IDC has recently released a report titled All – Flash Array Performance Testing Framework written by Dan Iacono that very clearly outlines the new performance gotchas storage professionals need to watch out for when evaluating AFAs. It’s easy to think AFAs are a panacea of better performance. While it’s hard not to achieve results better than spinning media arrays, IDC does a great job outlining the limitations of flash and how to create performance test frameworks that uncover the “horror stories” as IDC puts it in the lab before purchases are made for production.
Defining characteristics of flash based storage
You can’t overwrite a cell of flash memory like you’d overwrite a sector of a magnetic disk drive. The first time a cell is written, the operation occurs very quickly. The data is simply stored in the cell, basically as fast as a read operation. Every subsequent re-write though, first you must erase a block of cells, and then program them again with new data to be stored. This creates a latency for incoming write IO after the first, and should be accounted for in testing to make sure enough re-writes are occurring to uncover the performance of the device over time.
Flash wears out over time. Each time a flash cell is erased and re-written it incurs a bit of damage or “wear.” Flash media is rated by how many of these program erase (PE) cycles can occur before the cell is rendered inoperable. SLC flash typically is rated at 100,000 PE cycles. Consumer MLC (cMLC) is rated around 3,000, where enterprise MLC (eMLC) must pass higher quality standards to be rated for 30,000 PE cycles. Most drives provide a wear-levelling algorithm that causes writes to be spread evenly across the drive to mitigate this. Workload patterns, though might cause certain cells to be overwritten more than others, however so this is not a panacea in all cases.
Erase before write activity can lock out reads for the same blocks of cells until the write completes. Different AFA vendors handle data protection in different ways, but in many cases, mixed read/write workload environments will exhibit greatly reduced IOPS and higher latencies than the 100% read hero numbers most vendors espouse.
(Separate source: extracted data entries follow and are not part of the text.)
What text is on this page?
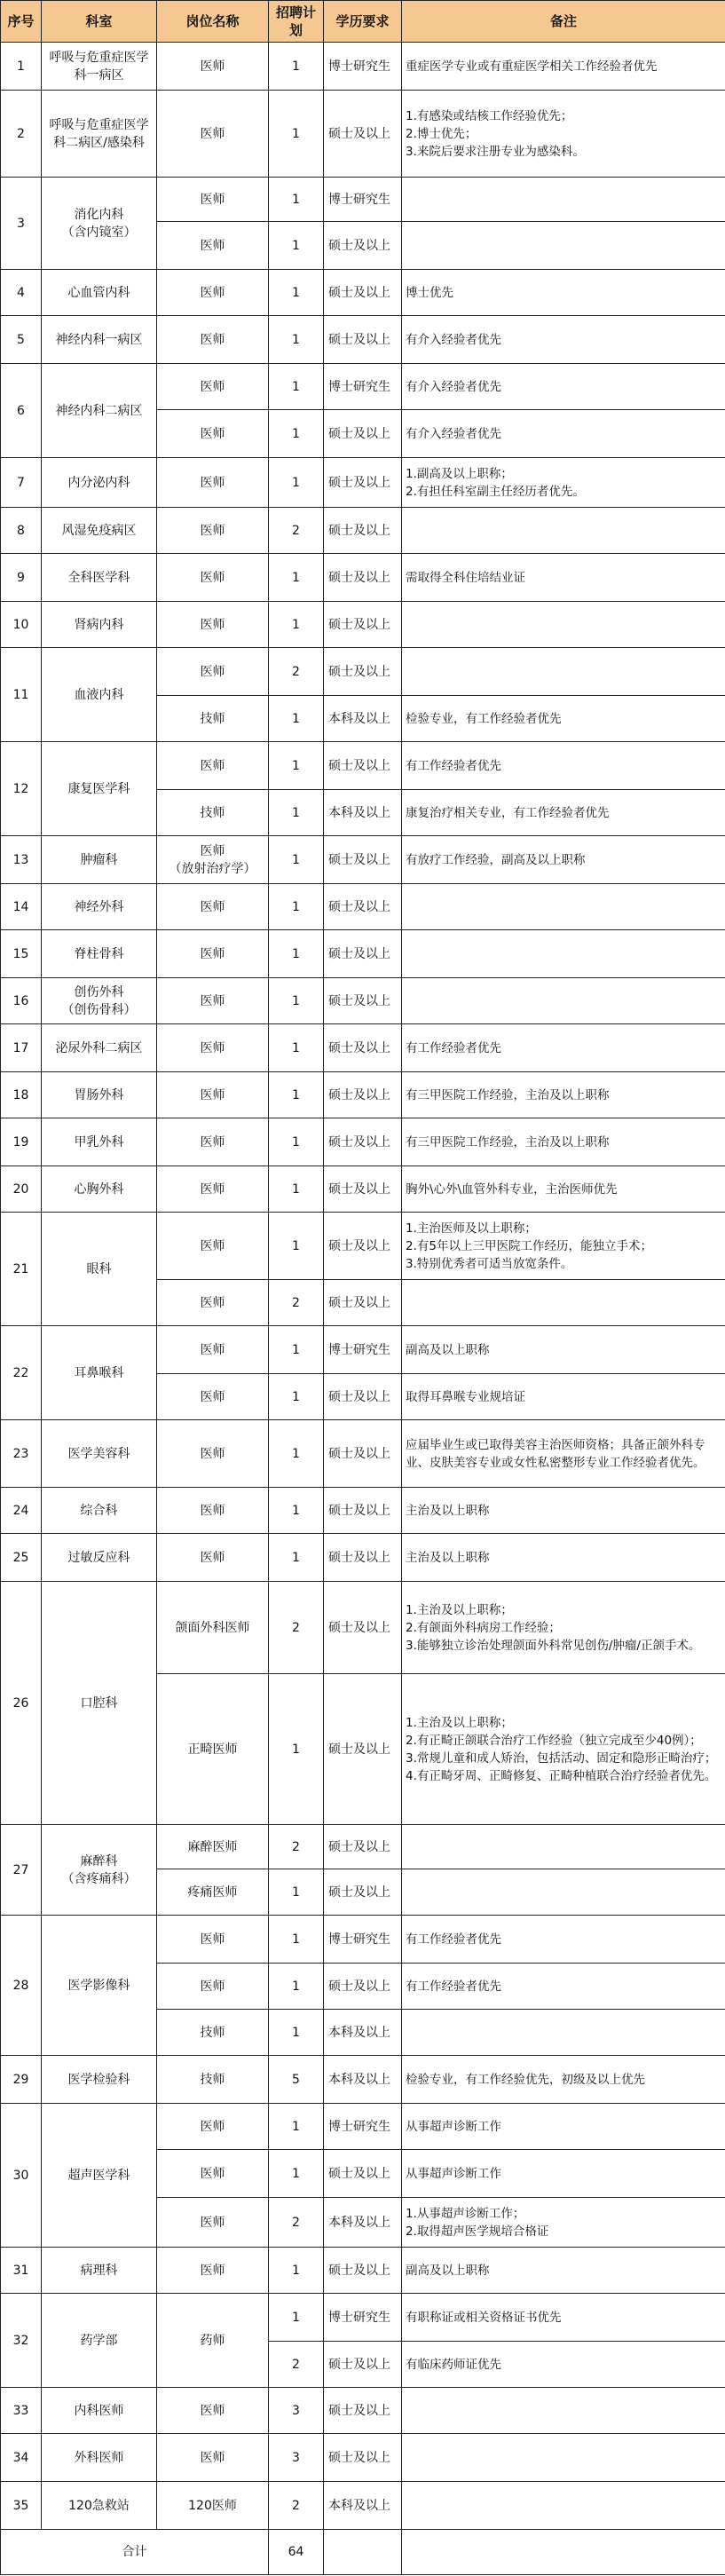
序号	科室	岗位名称	招聘计划	学历要求	备注
1	呼吸与危重症医学科一病区	医师	1	博士研究生	重症医学专业或有重症医学相关工作经验者优先
2	呼吸与危重症医学科二病区/感染科	医师	1	硕士及以上	1.有感染或结核工作经验优先；
2.博士优先；
3.来院后要求注册专业为感染科。
3	消化内科
（含内镜室）	医师	1	博士研究生	
		医师	1	硕士及以上	
4	心血管内科	医师	1	硕士及以上	博士优先
5	神经内科一病区	医师	1	硕士及以上	有介入经验者优先
6	神经内科二病区	医师	1	博士研究生	有介入经验者优先
		医师	1	硕士及以上	有介入经验者优先
7	内分泌内科	医师	1	硕士及以上	1.副高及以上职称；
2.有担任科室副主任经历者优先。
8	风湿免疫病区	医师	2	硕士及以上	
9	全科医学科	医师	1	硕士及以上	需取得全科住培结业证
10	肾病内科	医师	1	硕士及以上	
11	血液内科	医师	2	硕士及以上	
		技师	1	本科及以上	检验专业，有工作经验者优先
12	康复医学科	医师	1	硕士及以上	有工作经验者优先
		技师	1	本科及以上	康复治疗相关专业，有工作经验者优先
13	肿瘤科	医师
（放射治疗学）	1	硕士及以上	有放疗工作经验，副高及以上职称
14	神经外科	医师	1	硕士及以上	
15	脊柱骨科	医师	1	硕士及以上	
16	创伤外科
（创伤骨科）	医师	1	硕士及以上	
17	泌尿外科二病区	医师	1	硕士及以上	有工作经验者优先
18	胃肠外科	医师	1	硕士及以上	有三甲医院工作经验，主治及以上职称
19	甲乳外科	医师	1	硕士及以上	有三甲医院工作经验，主治及以上职称
20	心胸外科	医师	1	硕士及以上	胸外\心外\血管外科专业，主治医师优先
21	眼科	医师	1	硕士及以上	1.主治医师及以上职称；
2.有5年以上三甲医院工作经历，能独立手术；
3.特别优秀者可适当放宽条件。
		医师	2	硕士及以上	
22	耳鼻喉科	医师	1	博士研究生	副高及以上职称
		医师	1	硕士及以上	取得耳鼻喉专业规培证
23	医学美容科	医师	1	硕士及以上	应届毕业生或已取得美容主治医师资格；具备正颌外科专业、皮肤美容专业或女性私密整形专业工作经验者优先。
24	综合科	医师	1	硕士及以上	主治及以上职称
25	过敏反应科	医师	1	硕士及以上	主治及以上职称
26	口腔科	颌面外科医师	2	硕士及以上	1.主治及以上职称；
2.有颌面外科病房工作经验；
3.能够独立诊治处理颌面外科常见创伤/肿瘤/正颌手术。
		正畸医师	1	硕士及以上	1.主治及以上职称；
2.有正畸正颌联合治疗工作经验（独立完成至少40例）；
3.常规儿童和成人矫治，包括活动、固定和隐形正畸治疗；
4.有正畸牙周、正畸修复、正畸种植联合治疗经验者优先。
27	麻醉科
（含疼痛科）	麻醉医师	2	硕士及以上	
		疼痛医师	1	硕士及以上	
28	医学影像科	医师	1	博士研究生	有工作经验者优先
		医师	1	硕士及以上	有工作经验者优先
		技师	1	本科及以上	
29	医学检验科	技师	5	本科及以上	检验专业，有工作经验优先，初级及以上优先
30	超声医学科	医师	1	博士研究生	从事超声诊断工作
		医师	1	硕士及以上	从事超声诊断工作
		医师	2	本科及以上	1.从事超声诊断工作；
2.取得超声医学规培合格证
31	病理科	医师	1	硕士及以上	副高及以上职称
32	药学部	药师	1	博士研究生	有职称证或相关资格证书优先
			2	硕士及以上	有临床药师证优先
33	内科医师	医师	3	硕士及以上	
34	外科医师	医师	3	硕士及以上	
35	120急救站	120医师	2	本科及以上	
合计			64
This is yet another reason to do realistic workload testing to reset your own expectations prior to production usage.
How these flash limitations manifest in AFA solutions.
Performance degrades over time. Some AFA solutions will have great performance when capacity is lightly consumed, but over time, performance will greatly diminish unless the implementation overcomes the erase-before-write and cell locking issues. Look for technologies that are designed to scale, with architectures that overcome the cell locking issues inherent to native flash.
Garbage collection routines crush the array. Under load, some garbage collection routines that are used to clean up cells marked for erasure, etc. if not handled properly can crush array performance. In IDC’s testing, this lead to wildly fluctuating AFA performance — sometimes good, sometimes horrible. Not all arrays exhibit this behavior, and only testing will show the good from the bad (because the vendors won’t tell you).
$ per usable GB is surprisingly inflated due to inefficient thin + dedup or best practice requirements to leave unused capacity in the array. Comparing the cost of the raw installed capacity of each array is the wrong way to measure the true cost of the array. Make sure you look at the true usable capacity expectations after RAID protection, thin provisioning, deduplication, spare capacity, requirements to leave free space available, or other mysterious system capacity overheads imposed but undisclosed by the vendor. The metric you’re after is dollar per usable GB.
Check out the IDC report. It’s a great education about AFAs, and provides a fantastic blueprint to use when testing AFA vendors against each other.